Randolph School

Patient Reading is Patient Thinking

Patient Reading is Patient Thinking

By Nathaniel Gee, Upper School English Teacher

Twenty-first century schools are busy, fascinating, and stimulating places to work and learn. School days are packed with dynamic, diverse experiences in academics, arts, and athletics. Often, it is difficult to find the time to solve complex issues in a focused way. We often move on too quickly. In Upper School English, we see this rush in our students’ struggle to find the time and the focus to read a complex text. Most adults in the modern world have this problem too. I spend a lot of time reading emails and tweets and posts on my phone, but it is difficult to find focused, quiet time to patiently read.

Mr Gee's Classroom Library

For some time, our Upper School English department has wanted to explain why reading a complex book slowly is more important than ever today. We wanted students and parents to understand how we choose the challenging, complex texts we teach. We needed to create a department-wide philosophy that re-affirms the need for more literature in student lives and that celebrates the deep concentration reading a tough book nurtures. We’ve discussed this need regularly in department meetings, in one-on-one conversations in each other's classrooms, and even at the school lunch table. Yet, ironically, we’ve never been able to find focused time to sit together in a room and compose our philosophy of reading.

So, in 2019, we applied for a Randolph summer grant that would allow us to gather at a colleague's house during the summer months to discuss this single issue. In two days of marathon discussions, we produced a “Philosophy of Reading” guide that describes how we choose diverse, rich texts to help students comprehend culture, human nature, and their noisy modern world. Instead of a meeting packed with agendas, we focused on this single goal. We did not run out of things to say—we are English teachers after all! Nor did the meetings drag on. We followed the same analytical process that we teach in the classroom: brainstorming ideas, taking notes, finding patterns in our notes, and then synthesizing those patterns into main points. Our work over the summer helped us create a powerful vocabulary to communicate with our students. By eliminating the noise and distractions of a busy school day, we gained the gift of time.
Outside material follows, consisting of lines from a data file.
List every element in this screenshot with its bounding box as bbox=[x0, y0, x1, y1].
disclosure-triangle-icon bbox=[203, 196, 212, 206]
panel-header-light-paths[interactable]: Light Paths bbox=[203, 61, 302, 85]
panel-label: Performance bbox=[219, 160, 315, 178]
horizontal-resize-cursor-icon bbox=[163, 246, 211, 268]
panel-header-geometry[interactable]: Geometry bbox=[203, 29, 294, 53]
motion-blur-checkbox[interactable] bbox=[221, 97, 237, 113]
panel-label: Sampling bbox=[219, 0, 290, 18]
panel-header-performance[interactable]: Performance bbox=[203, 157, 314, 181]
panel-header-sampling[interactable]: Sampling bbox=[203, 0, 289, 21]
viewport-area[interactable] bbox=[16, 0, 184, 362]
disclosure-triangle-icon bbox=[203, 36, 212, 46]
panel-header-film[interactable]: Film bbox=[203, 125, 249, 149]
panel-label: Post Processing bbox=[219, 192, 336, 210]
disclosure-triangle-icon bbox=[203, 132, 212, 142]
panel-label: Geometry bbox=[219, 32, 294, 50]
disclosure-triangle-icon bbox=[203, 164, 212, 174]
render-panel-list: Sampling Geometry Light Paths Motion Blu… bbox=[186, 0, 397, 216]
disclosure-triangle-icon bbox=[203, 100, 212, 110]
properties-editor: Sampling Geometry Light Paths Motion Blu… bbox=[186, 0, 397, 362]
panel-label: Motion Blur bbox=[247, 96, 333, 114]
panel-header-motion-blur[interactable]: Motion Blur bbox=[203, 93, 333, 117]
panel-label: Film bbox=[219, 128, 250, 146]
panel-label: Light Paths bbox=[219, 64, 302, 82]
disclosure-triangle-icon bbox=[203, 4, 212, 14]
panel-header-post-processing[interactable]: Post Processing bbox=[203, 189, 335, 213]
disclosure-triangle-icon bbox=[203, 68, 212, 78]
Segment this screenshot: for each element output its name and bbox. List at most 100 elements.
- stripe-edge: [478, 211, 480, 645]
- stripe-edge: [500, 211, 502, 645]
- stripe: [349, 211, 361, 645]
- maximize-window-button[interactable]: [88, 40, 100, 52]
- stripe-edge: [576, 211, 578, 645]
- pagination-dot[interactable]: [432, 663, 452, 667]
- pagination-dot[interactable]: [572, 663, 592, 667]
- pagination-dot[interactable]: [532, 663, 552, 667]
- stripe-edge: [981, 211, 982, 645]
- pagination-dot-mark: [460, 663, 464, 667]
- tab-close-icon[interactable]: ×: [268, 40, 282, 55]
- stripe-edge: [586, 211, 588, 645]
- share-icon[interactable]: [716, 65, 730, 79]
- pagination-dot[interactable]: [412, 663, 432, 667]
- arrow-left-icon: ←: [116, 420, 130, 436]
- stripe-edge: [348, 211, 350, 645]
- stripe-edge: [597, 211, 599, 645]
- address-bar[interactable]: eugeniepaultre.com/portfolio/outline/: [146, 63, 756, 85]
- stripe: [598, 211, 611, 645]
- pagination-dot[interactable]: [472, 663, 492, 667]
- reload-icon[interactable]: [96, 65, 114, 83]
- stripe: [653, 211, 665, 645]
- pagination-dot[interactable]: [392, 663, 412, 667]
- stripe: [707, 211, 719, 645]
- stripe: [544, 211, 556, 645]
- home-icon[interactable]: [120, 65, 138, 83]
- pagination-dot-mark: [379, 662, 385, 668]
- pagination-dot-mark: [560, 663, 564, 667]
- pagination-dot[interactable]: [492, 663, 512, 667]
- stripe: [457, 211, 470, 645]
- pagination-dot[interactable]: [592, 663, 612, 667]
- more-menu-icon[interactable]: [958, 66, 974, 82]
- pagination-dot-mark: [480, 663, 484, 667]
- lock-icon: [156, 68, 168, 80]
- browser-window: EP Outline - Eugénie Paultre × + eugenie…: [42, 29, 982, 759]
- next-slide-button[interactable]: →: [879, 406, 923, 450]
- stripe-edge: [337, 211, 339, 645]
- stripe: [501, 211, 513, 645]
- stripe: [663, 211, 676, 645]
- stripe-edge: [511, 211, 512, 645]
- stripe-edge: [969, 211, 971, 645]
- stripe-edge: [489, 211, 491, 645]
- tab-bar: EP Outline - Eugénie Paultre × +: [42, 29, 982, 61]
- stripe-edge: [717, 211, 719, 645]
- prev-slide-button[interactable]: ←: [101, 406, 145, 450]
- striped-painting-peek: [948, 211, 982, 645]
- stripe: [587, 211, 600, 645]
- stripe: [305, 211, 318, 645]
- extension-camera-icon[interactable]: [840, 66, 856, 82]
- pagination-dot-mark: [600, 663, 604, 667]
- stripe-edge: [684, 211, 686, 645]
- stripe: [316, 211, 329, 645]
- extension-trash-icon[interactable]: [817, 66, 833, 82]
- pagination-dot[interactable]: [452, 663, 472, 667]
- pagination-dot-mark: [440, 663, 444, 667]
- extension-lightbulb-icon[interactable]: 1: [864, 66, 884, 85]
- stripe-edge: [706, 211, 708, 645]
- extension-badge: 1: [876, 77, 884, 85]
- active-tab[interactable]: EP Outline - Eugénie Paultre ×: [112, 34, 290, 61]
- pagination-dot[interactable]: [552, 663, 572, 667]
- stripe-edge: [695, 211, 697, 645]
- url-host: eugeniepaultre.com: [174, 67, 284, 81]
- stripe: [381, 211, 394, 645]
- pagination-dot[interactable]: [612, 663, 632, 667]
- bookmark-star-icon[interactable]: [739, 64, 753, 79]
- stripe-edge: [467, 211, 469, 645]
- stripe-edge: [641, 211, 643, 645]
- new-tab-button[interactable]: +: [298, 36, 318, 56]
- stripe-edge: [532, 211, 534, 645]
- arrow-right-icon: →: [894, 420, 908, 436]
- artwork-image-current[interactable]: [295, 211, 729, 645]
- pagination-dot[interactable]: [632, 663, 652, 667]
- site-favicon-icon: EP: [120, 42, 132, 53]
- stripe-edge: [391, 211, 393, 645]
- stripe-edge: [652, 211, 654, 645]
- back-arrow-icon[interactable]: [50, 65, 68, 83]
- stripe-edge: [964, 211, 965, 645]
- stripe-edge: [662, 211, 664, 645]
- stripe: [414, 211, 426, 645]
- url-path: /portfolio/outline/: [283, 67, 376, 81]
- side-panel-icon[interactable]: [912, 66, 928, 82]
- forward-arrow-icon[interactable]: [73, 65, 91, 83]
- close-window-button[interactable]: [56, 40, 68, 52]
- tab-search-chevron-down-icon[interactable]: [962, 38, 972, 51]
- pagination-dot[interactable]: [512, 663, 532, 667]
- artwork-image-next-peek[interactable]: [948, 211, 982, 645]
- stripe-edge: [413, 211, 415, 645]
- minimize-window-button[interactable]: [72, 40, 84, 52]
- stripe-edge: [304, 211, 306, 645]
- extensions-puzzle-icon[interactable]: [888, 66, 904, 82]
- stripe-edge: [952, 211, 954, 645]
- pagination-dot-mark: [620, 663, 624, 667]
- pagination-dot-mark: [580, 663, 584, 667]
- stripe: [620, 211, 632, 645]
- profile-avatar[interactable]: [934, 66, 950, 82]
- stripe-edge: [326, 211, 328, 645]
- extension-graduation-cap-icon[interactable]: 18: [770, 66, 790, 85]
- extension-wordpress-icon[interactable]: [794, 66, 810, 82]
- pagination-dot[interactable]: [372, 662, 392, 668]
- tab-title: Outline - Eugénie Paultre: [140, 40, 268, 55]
Our summer work is a model for how faculty can work together to create a philosophy statement that guides us and also provides us flexibility. Quickly adapting to the current challenges of hybrid teaching and distance learning models, we have referenced our Philosophy of Reading in order to choose innovative texts that will engage students in the classroom and virtually. Furthermore, our philosophy statement reminds us of the power of patient, challenging reading in chaotic times. It helps us design lessons that will empower our students to intellectually engage with tough conversations in literature and in their ever-changing world.

The summer grant experience inspired and challenged me to create more patient lessons. I am challenging myself to spend a single class dissecting one poem, one paragraph, or a single page. I am challenging myself to have my students write one paper for several weeks, planning, drafting, revising, and editing—then perfect those steps again. I am challenging myself as a teacher to not move on to the next task or goal in my lesson plan if my students are still engaging with the complex task still in front of them.

There is an anxiety that comes with this approach. Shouldn't we be reading as many books as possible? Shouldn't we be writing as many papers as possible? Shouldn't as many skills as possible be taught? But the progress of this experience over the summer has reminded me of what it means to truly be a reader. It's not merely about being exposed to as many imaginary, fanciful, or gripping worlds as possible, although I love reading independently for the sheer joy of it. But patient reading is not like binging on the newest Netflix series. Patient readers interpret complex, nuanced issues while the pages slowly turn.

Patient reading is patient thinking, and it is exactly the kind of skill that the modern student needs. Colleges, businesses, and communities need students who can quickly multi-task, but they are also seeking innovative leaders who can patiently analyze, research, troubleshoot, and follow through with solutions to discrete, complex problems. This intensive reading, researching, and analytical thinking process is exactly what occurs when we read long, multi-layered texts in English class. We push our students to patiently, even arduously, dissect the work. We challenge them to make relevant, insightful connections to their modern lives. We teach them to discuss, analyze, and repeatedly revise their spoken and written interpretations. We make them slow down, focus, and follow-through. We give them the gift of time.